Kosten Notar

Immer mehr Rechtsgeschäfte und Verträge müssen von einem Notar beurkundet und beglaubigt werden. Der Notar verrechnet für seine Dienste Kosten nach der Kostenordnung, diese können jedoch nicht nach Belieben des Notars erhoben werden. Diese sind nicht so hoch, wie allgemein angenommen wird. Die Kostenordnung, die im gesamten Bundesgebiet gültig ist wird vom Gesetzgeber festgelegt. Diese Gebühren sind beim Notar im Gegensatz zur Kostenordnung bei den Anwälten nicht verhandelbar. Die Gebühren schuldet derjenige, dessen Erklärung beurkundet werden muss. Wenn mehrere Beteiligte einen Vertrag schließen, kann grundsätzlich frei vereinbart werden, wer die Kosten bezahlt. Wenn keine genauen Vereinbarungen getroffen sind, gibt der Notar die gesetzliche Anwendung vor. Dies sieht vor, dass beim Kaufvertrag der Käufer die Gebühren für Beurkundung und Vollzug übernimmt. Dem Verkäufer werden lediglich die Kosten für die Lastenfreistellung aufgebürdet.

Kosten Notar – Richtwerte

Die Höhe der Notar Kosten richten sich grundsätzlich nach dem Wert des beurkundeten Gegenstandes. Bei der Beurkundung von Immobilien ist die notarielle Beurkundung unverzichtbar. Die Notarkosten sind hier mit einem Prozent vom Kaufpreis zu berücksichtigen. Wenn das Testament beim zuständigen Nachlassgericht hinterlegt werden soll fallen hierauf noch einmal 0,04 % des vererbten Vermögens zum Zeitpunkt der Testamentserstellung an.

Zur Erstellung eines Einzeltestaments berät der Notar über gute Wege zur Vererbung. Fertigt er Entwürfe und beurkundet diese, muss man bei einem Vermögen von 250.000 € mit ca. 400 € Notar Kosten rechnen.
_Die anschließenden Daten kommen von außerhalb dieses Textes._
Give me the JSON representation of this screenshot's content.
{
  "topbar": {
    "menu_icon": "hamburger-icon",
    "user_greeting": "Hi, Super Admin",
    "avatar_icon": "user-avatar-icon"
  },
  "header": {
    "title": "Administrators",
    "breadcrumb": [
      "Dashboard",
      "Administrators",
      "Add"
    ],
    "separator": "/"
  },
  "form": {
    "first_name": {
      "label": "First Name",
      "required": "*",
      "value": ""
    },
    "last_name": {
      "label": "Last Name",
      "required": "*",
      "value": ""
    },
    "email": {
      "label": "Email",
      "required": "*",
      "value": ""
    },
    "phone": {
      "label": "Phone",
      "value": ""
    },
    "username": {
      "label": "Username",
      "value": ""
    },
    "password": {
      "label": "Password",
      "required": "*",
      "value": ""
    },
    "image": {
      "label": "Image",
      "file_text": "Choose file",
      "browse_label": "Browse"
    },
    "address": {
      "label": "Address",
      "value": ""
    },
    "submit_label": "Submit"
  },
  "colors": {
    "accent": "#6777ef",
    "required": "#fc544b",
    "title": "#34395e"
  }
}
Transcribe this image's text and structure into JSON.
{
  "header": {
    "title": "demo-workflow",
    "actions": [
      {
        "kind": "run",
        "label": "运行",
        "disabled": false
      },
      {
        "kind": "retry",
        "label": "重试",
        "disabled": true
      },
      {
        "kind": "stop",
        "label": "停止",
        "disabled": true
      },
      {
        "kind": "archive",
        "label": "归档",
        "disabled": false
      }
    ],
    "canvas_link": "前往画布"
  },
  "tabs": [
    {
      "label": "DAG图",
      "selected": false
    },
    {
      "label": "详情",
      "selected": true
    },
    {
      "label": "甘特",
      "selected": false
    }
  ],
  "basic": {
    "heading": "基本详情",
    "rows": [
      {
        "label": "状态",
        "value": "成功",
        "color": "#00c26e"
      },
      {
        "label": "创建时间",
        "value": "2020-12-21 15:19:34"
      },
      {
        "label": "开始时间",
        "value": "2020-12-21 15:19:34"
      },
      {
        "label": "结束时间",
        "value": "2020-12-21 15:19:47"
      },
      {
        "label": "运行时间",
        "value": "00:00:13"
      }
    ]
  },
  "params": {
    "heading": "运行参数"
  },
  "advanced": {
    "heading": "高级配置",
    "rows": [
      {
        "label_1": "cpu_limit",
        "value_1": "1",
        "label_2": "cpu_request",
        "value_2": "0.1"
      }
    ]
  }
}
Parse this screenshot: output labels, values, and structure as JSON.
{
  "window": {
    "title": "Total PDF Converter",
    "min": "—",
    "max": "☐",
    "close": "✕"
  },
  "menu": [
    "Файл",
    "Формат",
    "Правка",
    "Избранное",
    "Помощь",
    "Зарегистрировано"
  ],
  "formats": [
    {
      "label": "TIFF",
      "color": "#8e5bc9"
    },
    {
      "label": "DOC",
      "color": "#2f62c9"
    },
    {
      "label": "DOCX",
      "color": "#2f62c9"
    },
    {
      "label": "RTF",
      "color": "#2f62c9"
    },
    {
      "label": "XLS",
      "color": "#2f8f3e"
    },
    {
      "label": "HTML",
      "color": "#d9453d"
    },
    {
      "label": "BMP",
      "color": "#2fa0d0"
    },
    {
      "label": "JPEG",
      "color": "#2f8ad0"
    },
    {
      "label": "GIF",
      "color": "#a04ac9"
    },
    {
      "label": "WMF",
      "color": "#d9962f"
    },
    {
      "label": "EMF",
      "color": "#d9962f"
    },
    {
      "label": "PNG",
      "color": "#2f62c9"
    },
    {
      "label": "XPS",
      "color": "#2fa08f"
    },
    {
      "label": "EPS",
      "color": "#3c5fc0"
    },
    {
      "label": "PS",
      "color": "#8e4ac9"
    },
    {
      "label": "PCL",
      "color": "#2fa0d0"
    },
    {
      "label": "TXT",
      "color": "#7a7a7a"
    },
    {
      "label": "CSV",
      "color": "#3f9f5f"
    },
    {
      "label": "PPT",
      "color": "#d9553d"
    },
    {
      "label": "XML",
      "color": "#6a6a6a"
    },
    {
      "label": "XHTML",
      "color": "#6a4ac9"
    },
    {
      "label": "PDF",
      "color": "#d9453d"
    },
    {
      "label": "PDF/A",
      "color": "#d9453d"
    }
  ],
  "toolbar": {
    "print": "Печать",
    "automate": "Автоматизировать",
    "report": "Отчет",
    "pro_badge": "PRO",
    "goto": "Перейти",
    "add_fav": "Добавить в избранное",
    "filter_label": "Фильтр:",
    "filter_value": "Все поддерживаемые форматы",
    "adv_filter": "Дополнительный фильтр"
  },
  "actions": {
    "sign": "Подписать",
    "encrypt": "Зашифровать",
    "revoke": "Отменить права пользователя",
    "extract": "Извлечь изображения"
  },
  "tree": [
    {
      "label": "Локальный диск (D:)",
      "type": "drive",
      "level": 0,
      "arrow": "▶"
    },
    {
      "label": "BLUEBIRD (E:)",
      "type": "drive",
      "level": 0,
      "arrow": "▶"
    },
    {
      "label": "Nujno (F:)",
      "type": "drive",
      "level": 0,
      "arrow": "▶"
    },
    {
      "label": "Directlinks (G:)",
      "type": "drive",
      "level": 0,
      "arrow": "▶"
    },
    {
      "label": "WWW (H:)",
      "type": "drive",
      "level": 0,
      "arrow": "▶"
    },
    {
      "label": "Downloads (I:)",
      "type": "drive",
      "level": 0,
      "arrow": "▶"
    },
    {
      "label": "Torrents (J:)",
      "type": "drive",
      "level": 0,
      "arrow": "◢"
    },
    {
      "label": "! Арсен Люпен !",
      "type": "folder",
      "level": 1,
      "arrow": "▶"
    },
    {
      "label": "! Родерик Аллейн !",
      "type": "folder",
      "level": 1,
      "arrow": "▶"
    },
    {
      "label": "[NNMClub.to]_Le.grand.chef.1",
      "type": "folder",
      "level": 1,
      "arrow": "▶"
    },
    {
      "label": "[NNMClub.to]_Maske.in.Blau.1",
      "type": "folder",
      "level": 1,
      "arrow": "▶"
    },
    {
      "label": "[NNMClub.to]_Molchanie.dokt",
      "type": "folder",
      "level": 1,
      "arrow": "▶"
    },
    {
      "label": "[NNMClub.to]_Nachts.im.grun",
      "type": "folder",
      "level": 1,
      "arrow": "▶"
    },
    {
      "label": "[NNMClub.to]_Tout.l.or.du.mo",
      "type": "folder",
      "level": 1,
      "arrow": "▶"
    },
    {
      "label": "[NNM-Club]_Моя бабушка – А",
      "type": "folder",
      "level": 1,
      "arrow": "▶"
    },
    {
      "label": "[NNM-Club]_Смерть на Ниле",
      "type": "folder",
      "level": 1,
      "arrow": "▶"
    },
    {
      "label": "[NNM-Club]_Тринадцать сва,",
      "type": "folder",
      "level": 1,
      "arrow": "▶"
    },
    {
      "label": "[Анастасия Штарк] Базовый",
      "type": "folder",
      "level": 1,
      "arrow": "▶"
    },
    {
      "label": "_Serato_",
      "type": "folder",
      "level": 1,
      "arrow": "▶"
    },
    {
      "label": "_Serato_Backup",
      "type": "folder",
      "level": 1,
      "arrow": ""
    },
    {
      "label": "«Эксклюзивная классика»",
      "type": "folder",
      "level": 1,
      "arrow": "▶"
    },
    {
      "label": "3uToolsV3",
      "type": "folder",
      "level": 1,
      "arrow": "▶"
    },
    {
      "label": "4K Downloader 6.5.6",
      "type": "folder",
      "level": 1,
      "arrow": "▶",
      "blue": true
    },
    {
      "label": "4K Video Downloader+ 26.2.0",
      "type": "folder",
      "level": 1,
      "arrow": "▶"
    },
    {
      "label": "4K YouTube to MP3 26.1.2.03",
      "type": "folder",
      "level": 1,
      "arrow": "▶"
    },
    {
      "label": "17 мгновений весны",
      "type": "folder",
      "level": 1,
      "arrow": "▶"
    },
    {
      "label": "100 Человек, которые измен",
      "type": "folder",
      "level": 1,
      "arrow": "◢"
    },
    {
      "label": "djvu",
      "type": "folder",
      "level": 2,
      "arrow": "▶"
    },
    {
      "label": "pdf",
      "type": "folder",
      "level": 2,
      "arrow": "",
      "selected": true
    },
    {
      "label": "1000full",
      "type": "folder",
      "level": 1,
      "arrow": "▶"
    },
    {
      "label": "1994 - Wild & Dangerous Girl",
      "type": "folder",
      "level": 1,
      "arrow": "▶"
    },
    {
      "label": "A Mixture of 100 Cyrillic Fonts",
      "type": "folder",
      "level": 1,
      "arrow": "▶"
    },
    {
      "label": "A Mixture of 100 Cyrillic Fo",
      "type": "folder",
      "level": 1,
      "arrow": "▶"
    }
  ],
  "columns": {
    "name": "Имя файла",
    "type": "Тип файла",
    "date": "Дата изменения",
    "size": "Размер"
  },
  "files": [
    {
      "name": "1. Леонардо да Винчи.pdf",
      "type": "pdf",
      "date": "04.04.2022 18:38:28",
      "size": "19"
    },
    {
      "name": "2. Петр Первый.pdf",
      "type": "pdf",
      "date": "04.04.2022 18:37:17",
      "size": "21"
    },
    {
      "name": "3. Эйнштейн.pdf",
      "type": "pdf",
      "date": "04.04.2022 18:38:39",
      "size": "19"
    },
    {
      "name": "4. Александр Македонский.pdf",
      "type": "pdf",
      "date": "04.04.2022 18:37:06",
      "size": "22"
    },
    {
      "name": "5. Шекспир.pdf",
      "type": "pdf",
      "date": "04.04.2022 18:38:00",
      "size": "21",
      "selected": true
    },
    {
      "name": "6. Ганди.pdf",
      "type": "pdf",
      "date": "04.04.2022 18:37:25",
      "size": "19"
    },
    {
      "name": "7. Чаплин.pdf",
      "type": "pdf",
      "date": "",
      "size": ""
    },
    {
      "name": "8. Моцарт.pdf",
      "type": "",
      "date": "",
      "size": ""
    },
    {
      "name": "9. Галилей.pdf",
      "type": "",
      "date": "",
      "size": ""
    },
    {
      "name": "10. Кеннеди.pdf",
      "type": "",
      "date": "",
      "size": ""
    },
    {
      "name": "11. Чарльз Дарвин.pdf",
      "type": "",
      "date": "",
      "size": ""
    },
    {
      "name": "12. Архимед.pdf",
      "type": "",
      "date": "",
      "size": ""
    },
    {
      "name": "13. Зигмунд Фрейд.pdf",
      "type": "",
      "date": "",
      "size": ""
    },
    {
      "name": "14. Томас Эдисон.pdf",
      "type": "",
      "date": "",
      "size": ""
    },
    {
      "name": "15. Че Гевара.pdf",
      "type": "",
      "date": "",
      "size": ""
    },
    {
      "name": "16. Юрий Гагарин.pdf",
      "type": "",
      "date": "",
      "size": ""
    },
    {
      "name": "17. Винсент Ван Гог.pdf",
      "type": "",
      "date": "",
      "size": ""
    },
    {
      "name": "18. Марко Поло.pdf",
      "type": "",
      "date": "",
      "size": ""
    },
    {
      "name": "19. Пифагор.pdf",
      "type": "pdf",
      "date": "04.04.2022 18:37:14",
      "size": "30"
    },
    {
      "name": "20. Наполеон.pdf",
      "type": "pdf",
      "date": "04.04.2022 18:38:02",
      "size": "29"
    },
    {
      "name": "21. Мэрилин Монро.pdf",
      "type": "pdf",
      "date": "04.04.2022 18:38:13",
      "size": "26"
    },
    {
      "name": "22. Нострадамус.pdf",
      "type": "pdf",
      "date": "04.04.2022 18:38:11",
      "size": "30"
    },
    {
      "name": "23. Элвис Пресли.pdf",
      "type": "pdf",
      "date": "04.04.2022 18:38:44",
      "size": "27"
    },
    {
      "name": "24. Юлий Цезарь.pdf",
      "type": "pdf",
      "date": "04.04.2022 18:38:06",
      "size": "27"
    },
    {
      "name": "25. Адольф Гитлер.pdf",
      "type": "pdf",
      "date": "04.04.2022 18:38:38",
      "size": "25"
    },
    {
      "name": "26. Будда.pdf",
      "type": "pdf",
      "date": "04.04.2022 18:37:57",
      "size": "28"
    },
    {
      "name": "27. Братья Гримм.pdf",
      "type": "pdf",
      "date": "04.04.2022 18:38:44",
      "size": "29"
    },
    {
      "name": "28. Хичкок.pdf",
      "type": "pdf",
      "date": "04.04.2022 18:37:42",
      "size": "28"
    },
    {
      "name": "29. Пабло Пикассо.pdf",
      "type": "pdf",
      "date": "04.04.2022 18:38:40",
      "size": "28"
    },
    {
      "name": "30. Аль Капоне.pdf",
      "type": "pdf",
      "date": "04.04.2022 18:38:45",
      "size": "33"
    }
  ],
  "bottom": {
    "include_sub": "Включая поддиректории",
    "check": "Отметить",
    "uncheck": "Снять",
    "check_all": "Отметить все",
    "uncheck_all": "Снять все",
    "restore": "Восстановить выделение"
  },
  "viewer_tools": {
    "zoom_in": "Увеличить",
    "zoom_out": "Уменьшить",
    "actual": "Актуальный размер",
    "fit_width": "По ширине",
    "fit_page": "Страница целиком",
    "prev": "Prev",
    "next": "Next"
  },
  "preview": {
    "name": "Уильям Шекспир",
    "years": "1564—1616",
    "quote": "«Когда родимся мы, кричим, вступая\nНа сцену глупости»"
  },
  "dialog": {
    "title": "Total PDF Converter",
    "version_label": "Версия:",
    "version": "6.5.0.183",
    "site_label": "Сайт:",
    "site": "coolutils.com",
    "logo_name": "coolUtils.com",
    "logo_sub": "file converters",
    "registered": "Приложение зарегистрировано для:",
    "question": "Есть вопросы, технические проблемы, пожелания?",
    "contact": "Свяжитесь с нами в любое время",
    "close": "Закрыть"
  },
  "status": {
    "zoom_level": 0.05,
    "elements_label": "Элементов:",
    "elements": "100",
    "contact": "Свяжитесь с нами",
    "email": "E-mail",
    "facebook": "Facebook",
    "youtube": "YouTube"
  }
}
Zu diesen Berechnungen muss man jeweils die Mehrwertsteuer hinzurechnen.

Der seriöse Notar gibt den Kunden vor seiner Tätigkeit Auskunft über die zu erwartenden Kosten.

Kosten Notar – der Gebührensatz

Die Kostenordnung ist geordnet in vier verschiedene Arten der Gebühren.

Die doppelte, die einfache, die halbe und die so genannte Viertelgebühr:

Die doppelte Gebühr verrechnet der Notar bei Verträgen. Der Kaufvertrag mit einer Kaufpreishöhe von 200.000 € kostet Notargebühren von 714 €. Bei der Beurkundung des Kaufvertrages kommen noch diverse Nebengebühren (bis zu ca. 300 €) dazu.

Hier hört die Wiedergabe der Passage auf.